Haltmeier tells us that half of his visitors find him through the internet, and most of those are city dwellers, comparing prices.
He says guides who feature prominently on Google tend to pull the most customers. Haltmeier is evidently as adept as selling himself as he is at leading tourists up mountains. His homepage offers “first-minute discounts” and he even has a “frequent climber” programme, which allows customers to collect altitude metres.
But there are limits to what one can find on the net. There are no organised climbs up the north face of the Eiger - one of world’s most formidable peaks – so climbers need to recruit their own guide at a cost of about SFr450, says Haltmeier.
Our ascent of the Weissmies continues. By now, our feet are aching, and the backpacks pulling relentlessly on our shoulders. Our guide continues, seemingly as fresh as when we started out.
“Just 45 minutes more,” he says reassuringly. "This is the worst bit," he adds. "It’ll soon get better."
Hanging from his belt is all manner of equipment. “For a rescue on the glacier,” he says cheerfully.
Mountains can be dangerous. In the high season, helicopters are called out daily to rescue someone.
Burgener reminds us that guides “are specialists in mountain safety… but offer no guarantee that an accident won’t happen”.
All registered guides are trained – the qualification is a diploma – and insured in case of accidents. Which is just as well, says Burgener, half in jest, since every guide approaches each route with one foot in a coffin and one in jail.
For climbers, 4,000 metres has special significance because it is half the height of Mount Everest.
The attraction may be limited for the faint-hearted, but it is even more limited for those without deep pockets. The words “quality” and “niche-market” punctuate talk about this particular type of tourism, which attracts about a “fifth of all visitors to the mountains”, says Saas Fee tourism boss, Simon Bumann.
The guides are important ambassadors for the entire Swiss tourism industry, he adds, because they draw attention to the splendour of the mountains.
The climb continues. By now, we are gasping for oxygen; each step is an effort and takes one just a fraction forward. The summit remains hidden, obscured by cloud, along with everything else, bar the guide - thankfully.
Through the biting wind a sunbeam appears. Moments later, the clouds give way. The first thing we see is a group of other climbers on the summit. I start counting the steps. I am at 121 when my foot finally lands at the top.
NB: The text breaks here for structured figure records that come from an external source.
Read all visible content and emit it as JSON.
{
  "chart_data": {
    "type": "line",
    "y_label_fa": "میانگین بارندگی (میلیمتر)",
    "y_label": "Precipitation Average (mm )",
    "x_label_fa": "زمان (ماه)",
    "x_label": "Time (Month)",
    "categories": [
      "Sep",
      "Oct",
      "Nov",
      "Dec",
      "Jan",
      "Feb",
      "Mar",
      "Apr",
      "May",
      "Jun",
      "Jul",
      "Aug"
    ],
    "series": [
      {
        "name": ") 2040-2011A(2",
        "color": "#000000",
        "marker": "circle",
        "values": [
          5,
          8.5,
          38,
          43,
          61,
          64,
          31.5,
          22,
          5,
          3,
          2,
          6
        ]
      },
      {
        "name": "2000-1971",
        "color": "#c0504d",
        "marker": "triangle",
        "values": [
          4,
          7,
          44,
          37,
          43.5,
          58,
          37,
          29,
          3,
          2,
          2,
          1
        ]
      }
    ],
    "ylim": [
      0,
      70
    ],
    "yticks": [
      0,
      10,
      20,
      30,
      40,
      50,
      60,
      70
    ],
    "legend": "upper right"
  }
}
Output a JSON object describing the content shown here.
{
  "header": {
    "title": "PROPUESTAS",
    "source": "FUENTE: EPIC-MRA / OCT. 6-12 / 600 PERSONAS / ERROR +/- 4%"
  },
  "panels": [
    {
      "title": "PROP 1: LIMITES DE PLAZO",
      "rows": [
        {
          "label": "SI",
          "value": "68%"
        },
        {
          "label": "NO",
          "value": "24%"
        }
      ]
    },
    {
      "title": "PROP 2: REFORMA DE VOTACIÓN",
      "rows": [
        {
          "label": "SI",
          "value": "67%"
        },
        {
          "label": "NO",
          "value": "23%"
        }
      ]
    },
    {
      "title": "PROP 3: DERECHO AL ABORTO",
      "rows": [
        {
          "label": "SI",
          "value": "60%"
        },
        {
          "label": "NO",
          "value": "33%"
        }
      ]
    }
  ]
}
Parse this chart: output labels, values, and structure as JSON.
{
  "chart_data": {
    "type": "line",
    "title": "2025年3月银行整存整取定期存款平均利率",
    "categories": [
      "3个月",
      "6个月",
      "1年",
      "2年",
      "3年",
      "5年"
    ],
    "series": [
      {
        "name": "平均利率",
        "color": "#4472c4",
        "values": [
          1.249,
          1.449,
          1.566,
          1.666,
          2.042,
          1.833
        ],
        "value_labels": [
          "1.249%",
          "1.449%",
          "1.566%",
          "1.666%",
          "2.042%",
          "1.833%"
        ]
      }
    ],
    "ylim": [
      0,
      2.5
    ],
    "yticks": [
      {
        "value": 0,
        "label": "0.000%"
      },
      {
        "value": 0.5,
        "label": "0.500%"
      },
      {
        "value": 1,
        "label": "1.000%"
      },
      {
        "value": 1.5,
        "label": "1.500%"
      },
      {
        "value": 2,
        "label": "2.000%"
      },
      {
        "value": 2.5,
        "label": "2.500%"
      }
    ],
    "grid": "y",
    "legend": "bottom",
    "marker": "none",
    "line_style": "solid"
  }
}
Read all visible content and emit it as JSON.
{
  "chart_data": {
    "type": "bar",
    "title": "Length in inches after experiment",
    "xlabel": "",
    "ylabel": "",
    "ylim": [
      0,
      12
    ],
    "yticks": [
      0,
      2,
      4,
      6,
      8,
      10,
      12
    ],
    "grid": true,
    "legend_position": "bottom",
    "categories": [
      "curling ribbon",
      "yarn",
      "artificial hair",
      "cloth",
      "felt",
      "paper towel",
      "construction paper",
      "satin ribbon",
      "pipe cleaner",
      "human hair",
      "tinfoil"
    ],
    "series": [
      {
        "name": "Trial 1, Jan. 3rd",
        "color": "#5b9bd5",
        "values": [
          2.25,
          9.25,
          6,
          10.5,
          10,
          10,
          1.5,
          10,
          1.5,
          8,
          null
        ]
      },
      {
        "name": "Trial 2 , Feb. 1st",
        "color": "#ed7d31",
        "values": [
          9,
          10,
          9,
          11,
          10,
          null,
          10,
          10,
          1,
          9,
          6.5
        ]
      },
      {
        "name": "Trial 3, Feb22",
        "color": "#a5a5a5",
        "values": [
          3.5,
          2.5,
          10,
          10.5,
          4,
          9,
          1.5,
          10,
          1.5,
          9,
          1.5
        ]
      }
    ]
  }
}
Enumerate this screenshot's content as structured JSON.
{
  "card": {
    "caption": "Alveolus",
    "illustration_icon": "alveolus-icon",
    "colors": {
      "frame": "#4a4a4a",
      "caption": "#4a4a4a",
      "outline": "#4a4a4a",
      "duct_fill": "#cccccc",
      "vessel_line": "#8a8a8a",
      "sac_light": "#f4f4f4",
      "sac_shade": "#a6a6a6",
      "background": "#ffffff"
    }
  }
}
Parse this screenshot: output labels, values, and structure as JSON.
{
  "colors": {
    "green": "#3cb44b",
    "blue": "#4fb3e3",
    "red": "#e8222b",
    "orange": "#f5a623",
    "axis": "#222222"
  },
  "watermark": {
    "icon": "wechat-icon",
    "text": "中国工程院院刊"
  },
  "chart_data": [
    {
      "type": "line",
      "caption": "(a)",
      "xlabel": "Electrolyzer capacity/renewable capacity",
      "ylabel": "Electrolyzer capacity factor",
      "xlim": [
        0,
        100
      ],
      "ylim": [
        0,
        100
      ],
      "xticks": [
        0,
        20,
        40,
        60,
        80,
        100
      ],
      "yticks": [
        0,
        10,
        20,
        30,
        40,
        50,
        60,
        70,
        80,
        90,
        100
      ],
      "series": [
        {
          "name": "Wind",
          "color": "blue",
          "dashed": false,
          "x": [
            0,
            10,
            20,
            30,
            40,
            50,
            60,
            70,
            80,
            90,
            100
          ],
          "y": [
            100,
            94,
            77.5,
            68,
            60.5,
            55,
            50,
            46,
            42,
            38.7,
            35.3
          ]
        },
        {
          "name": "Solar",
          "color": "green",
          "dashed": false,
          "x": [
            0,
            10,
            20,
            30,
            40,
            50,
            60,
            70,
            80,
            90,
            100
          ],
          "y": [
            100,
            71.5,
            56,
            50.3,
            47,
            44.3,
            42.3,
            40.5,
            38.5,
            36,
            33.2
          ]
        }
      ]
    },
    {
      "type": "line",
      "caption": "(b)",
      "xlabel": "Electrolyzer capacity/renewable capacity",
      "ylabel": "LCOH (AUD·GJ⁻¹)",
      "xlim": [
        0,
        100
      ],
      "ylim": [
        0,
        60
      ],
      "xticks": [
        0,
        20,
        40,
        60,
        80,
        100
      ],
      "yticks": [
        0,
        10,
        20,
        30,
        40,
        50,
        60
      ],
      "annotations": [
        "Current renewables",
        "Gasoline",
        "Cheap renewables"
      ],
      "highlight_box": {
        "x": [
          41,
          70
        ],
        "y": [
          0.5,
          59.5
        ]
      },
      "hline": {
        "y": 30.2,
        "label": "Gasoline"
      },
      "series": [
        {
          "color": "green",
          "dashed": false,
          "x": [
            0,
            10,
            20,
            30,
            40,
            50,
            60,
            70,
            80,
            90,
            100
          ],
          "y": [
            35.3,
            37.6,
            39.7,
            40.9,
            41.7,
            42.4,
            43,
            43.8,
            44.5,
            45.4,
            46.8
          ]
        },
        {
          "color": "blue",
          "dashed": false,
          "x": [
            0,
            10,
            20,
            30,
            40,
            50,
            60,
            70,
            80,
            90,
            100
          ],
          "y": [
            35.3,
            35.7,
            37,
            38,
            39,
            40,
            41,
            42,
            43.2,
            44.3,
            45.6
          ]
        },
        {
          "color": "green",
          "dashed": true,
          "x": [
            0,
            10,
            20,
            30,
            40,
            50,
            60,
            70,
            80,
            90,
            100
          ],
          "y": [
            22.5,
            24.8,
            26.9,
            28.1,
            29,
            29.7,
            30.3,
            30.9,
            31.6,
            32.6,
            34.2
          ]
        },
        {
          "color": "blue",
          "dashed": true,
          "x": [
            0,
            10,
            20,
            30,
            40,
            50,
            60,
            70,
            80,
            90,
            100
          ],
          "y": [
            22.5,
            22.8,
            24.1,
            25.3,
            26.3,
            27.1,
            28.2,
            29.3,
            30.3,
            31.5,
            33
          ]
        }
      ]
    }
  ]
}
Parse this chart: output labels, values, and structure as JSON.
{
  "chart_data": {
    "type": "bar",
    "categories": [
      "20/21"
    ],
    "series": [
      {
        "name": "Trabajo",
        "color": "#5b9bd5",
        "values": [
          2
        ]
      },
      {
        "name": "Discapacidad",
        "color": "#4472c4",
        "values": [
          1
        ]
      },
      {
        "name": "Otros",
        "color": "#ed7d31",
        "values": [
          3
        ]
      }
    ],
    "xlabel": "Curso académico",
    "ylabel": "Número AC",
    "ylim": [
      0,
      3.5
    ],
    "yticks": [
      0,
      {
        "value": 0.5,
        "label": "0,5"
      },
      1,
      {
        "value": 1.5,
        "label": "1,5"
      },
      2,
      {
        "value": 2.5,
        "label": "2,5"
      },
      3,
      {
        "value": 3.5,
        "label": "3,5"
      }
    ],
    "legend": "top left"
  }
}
It has taken three hours to scale a “simple” 4,000-metre peak (remembering, of course, that the first 3,000 were by cable car). But I’m at the top.
swissinfo, Philippe Kropf in Saas Fee
Visitor numbers from abroad have dropped by 1.3 million in the past three years.
Tourism employs 240,000 people in Switzerland and brings in SFr12 billion ($9.8 billion) a year.
The market for private tours is worth about SFr20 million annually.